Em entrevista concedida por e-mail à IHU On-Line,
o diretor do Centro de Pesquisa de Águas Subterrâneas da Universidade de São
Paulo – Cepas USP, Reginaldo Bertolo, freia essa lógica. Ele
deixa claro que abrir um poço artesiano não resolve o problema de
abastecimento. Pelo contrário, pode colocar em risco reservas subterrâneas de
água, ameaçando até mesmo rio e lagos em épocas de menos chuva. Além disso, é
necessário que se adotem critérios técnicos para assegurar a potabilidade da
água. “A Associação Brasileira de Águas Subterrâneas – ABAS estima que
apenas 10% dos poços construídos sejam outorgados no Brasil. Em São Paulo esta
taxa é maior, estimada em cerca de 30%”, completa.
O problema da abertura de poços se evidenciou em
São Paulo, mas é algo que ocorre em todo o Brasil. Por ser mais barato e menos
burocrático, a maioria das pessoas opta por contratar empresas que não seguem o
que determina a legislação.

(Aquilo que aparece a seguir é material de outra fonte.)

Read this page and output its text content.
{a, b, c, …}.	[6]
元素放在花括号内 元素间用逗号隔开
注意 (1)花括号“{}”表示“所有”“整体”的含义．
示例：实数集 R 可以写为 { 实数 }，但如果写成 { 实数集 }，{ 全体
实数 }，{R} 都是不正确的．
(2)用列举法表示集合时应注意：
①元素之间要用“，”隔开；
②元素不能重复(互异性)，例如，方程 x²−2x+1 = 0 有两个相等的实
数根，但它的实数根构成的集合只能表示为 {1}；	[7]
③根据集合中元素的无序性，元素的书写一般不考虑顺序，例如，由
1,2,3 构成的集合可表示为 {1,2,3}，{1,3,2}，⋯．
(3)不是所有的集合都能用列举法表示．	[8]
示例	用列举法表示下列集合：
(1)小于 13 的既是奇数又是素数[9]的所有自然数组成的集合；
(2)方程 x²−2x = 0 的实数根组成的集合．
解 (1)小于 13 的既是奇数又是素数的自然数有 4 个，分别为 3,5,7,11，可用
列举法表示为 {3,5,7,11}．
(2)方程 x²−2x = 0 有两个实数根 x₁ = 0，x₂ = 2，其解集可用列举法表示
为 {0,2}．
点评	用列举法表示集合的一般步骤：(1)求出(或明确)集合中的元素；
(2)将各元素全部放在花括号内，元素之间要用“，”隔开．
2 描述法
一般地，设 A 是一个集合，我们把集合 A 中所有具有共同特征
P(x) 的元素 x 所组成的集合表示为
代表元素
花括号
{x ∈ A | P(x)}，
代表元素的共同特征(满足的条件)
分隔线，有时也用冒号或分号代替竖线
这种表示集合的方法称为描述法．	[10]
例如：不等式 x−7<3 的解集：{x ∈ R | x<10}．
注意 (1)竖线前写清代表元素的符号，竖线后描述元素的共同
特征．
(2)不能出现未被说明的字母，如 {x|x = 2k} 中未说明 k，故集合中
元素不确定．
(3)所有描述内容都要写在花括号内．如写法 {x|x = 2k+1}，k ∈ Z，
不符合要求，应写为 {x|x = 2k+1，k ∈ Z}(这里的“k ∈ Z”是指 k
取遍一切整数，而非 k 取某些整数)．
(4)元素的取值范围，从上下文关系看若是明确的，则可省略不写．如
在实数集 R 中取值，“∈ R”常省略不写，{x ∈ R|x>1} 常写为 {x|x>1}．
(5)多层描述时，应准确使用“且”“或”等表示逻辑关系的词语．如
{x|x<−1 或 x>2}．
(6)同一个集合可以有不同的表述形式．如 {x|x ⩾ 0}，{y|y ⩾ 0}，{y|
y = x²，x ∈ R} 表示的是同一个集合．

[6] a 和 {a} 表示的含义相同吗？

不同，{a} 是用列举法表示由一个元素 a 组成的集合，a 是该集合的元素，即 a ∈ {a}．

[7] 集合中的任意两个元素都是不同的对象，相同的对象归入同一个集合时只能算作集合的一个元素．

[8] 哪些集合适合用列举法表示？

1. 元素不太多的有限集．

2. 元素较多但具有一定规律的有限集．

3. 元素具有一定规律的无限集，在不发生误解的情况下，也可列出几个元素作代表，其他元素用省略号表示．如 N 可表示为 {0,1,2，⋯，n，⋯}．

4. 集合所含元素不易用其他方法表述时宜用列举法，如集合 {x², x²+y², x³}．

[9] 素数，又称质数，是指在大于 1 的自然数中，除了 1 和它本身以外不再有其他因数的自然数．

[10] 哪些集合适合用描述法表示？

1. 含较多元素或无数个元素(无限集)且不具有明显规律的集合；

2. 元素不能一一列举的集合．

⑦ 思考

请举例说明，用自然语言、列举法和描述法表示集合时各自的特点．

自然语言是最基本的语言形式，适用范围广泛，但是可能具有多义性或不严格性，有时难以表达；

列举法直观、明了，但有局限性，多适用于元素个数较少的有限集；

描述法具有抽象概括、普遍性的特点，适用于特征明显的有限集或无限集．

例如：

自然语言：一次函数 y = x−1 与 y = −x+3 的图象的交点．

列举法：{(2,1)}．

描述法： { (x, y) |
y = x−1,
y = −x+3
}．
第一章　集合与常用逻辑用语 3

Temos, assim, todo o combustível para o descontrole
do sistema. “É impossível realizar qualquer trabalho de planejamento do uso
racional dos recursos hídricos subterrâneos se não soubermos onde estão
os poços e quanto eles extraem de água dos aquíferos. Áreas com grande
densidade de poços representam áreas de superexplotação dos aquíferos”,
justifica Bertolo. E, nesse contexto, o poder público também tem de ter
seu papel na ação de regulamentar e fiscalizar essa corrida da água.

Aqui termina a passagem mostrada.